TEMPO.CO, Jakarta - Direktur Eksekutif Indo Barometer Muhammad Qodari menilai wacana pembentukan poros ketiga dalam Pemilihan Presiden atau Pilpres 2019 sulit terealisasi. Menurut dia, pengusungan sejumlah tokoh oleh setiap partai untuk menjadi pasangan capres dan cawapres akan sulit mendapatkan titik temu.
"Kalau bicara capres-cawapres, maka akan ada tokoh yang tersisihkan. Jika ada parpol yang tidak jadi bergabung, maka syaratnya akan sulit terpenuhi. Itu yang membuat poros ketiga sulit," katanya di kantor Ikatan Cendekiawan Muslim Indonesia, Jakarta Pusat, Rabu, 7 Maret 2018.
Baca juga: Agus Yudhoyono Siap Jadi Poros Ketiga Pilpres, Syaratnya...
Qodari menjelaskan, terbentuknya poros ketiga tidak akan berpengaruh besar terhadap elektabilitas Joko Widodo dan Prabowo Subianto, dua poros yang kemungkinan kembali terbentuk. Namun, menurut dia, hal itu dipengaruhi latar belakang calon yang dimunculkan.
Qodari juga menilai ancaman poros ketiga malah akan mengancam Prabowo, yang digadang-gadang sebagai pesaing utama Jokowi, yang resmi diusung Partai Demokrasi Indonesia Perjuangan (PDIP). "Dengan paslon ketiga yang akan dirugikan adalah Prabowo. Latar belakang militer dan Islam itu malah akan mengganggu Prabowo," ujarnya.
Baca juga: Fadli Zon: Gerindra Siap Hadapi Pilpres 2019 dengan Banyak Poros
Jokowi menanti penantangnya dalam Pilpres 2019. Jokowi resmi diusung PDIP, Partai Hanura, NasDem, Partai Persatuan Pembangunan, dan Partai Golkar. Adapun Partai Gerindra dan Partai Keadilan Sejahtera memberi isyarat akan mengusung kembali Prabowo.

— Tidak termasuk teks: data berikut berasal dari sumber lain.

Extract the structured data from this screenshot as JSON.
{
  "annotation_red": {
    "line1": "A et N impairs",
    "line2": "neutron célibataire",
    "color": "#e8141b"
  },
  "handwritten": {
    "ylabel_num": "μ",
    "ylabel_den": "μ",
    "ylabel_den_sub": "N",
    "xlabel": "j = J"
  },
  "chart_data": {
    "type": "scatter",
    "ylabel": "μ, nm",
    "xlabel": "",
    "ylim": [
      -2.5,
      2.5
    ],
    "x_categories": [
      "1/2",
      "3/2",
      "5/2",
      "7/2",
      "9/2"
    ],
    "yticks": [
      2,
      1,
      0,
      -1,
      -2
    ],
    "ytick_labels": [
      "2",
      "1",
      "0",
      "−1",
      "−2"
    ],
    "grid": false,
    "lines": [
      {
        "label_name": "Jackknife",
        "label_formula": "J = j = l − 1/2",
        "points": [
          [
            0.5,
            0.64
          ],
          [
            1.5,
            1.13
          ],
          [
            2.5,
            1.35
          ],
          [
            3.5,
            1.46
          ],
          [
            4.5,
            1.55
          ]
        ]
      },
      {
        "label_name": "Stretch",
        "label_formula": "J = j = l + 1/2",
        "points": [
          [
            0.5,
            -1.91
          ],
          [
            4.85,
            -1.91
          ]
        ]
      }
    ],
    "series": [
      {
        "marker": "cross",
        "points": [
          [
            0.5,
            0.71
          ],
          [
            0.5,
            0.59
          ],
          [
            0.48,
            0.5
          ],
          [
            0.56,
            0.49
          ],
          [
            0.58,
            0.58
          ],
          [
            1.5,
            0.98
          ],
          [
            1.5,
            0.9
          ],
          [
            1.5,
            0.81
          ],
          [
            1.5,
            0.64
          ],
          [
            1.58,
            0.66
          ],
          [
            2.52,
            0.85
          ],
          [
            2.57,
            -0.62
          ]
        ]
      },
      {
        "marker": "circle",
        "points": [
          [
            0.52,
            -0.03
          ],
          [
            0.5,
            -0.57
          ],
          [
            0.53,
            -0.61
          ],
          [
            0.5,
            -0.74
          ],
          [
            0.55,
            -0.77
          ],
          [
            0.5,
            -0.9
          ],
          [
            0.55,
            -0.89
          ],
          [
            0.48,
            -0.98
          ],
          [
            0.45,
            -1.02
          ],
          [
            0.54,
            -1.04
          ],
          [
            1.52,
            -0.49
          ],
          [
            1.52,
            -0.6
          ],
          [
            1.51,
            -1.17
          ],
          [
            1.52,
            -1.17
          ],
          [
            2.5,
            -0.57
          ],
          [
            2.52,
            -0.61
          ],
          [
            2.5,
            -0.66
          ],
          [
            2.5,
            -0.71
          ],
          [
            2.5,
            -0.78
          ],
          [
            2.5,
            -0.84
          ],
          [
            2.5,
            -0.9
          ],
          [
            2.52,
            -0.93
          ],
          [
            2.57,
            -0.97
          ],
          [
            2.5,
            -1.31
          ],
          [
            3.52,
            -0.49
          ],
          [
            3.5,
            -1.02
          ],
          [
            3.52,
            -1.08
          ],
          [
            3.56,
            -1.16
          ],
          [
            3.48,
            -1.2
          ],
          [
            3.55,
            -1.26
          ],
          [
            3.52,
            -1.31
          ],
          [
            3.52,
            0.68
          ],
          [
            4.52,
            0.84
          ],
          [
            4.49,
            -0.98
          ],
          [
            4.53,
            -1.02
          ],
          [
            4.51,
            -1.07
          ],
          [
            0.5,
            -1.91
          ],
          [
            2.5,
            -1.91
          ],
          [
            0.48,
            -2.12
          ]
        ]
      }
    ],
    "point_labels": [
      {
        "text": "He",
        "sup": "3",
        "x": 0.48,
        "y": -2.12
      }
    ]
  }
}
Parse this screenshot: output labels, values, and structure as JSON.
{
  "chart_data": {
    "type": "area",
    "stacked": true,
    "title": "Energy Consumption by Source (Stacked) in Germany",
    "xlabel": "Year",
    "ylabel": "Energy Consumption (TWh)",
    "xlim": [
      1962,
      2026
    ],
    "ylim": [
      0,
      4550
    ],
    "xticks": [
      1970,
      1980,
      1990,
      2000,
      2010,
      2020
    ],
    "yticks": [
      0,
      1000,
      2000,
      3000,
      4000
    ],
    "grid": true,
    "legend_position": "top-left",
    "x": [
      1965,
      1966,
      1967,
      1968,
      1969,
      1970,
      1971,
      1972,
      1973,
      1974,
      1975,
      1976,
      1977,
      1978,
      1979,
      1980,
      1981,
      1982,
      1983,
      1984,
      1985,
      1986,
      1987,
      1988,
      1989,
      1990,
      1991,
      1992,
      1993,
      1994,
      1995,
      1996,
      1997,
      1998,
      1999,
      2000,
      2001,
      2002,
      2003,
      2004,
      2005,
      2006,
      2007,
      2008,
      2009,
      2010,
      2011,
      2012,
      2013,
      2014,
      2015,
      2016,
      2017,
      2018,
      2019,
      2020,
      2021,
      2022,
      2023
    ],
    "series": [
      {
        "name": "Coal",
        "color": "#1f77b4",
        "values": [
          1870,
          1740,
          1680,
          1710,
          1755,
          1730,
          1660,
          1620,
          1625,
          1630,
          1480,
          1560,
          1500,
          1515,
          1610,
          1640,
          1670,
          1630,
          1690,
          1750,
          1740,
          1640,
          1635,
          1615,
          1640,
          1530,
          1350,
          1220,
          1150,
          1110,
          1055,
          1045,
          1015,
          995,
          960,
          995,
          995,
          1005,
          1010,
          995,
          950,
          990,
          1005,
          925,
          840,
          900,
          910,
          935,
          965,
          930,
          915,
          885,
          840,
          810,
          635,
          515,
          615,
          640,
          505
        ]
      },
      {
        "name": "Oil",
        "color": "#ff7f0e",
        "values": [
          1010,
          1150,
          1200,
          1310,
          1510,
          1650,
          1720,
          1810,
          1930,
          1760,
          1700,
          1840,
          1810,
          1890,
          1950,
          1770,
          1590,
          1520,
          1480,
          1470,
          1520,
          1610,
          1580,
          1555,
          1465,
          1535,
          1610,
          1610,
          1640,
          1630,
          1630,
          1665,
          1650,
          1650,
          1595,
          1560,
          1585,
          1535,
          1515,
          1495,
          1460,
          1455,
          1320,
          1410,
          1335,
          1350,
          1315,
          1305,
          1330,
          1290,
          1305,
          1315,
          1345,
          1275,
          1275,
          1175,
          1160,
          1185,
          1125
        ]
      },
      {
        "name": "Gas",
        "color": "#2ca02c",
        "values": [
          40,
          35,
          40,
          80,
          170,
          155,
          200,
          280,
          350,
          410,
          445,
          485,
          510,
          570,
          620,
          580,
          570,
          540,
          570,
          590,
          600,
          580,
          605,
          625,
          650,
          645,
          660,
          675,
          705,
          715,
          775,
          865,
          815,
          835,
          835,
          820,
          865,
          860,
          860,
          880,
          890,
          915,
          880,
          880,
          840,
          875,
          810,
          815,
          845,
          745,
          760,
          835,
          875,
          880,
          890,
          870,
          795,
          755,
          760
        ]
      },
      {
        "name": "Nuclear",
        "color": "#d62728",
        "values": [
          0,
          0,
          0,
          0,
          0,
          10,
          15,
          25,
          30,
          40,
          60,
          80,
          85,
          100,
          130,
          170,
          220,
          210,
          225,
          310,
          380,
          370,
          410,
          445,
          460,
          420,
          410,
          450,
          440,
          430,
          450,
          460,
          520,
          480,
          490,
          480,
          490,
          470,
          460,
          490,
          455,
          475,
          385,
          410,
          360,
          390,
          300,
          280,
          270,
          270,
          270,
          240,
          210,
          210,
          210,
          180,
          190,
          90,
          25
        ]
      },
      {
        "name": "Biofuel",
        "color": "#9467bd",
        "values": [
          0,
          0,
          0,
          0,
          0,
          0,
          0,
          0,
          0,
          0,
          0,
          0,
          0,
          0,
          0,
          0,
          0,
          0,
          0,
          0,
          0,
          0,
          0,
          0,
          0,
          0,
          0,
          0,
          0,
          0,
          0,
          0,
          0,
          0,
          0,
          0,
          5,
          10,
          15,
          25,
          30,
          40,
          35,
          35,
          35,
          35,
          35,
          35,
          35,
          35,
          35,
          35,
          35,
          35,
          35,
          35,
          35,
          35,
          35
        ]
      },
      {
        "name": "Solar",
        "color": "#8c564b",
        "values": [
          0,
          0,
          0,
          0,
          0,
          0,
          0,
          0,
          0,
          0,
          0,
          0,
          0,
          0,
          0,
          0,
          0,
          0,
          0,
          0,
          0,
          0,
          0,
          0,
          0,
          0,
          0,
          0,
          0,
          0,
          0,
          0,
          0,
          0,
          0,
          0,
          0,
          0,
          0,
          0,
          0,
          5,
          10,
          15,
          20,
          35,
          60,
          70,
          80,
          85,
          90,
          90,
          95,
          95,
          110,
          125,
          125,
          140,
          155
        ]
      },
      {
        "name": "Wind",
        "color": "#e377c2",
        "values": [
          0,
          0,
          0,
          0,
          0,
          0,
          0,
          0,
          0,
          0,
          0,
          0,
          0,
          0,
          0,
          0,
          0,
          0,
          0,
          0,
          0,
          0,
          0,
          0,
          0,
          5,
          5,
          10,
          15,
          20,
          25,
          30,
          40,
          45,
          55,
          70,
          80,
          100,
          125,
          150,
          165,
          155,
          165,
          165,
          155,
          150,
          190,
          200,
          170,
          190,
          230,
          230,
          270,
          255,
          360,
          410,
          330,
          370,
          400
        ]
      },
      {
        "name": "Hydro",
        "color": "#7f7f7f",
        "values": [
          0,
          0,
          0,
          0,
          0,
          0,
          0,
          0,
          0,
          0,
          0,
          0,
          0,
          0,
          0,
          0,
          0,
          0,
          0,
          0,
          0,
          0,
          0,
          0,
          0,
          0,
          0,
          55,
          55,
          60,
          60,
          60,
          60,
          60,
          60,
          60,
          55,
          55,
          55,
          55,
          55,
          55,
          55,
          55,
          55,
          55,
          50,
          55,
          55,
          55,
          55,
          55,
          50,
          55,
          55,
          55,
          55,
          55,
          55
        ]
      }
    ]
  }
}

Qodari mengingatkan Pilpres 2019 nanti hanya menjadi duel antara inkumben dan penantangnya. Ia memprediksi kecil kemungkinan adanya poros ketiga. "Kalau penantang satu, kalau ada yang tidak mau sama inkumben, suara itu akan berkumpul di satu orang penantang," ucapnya.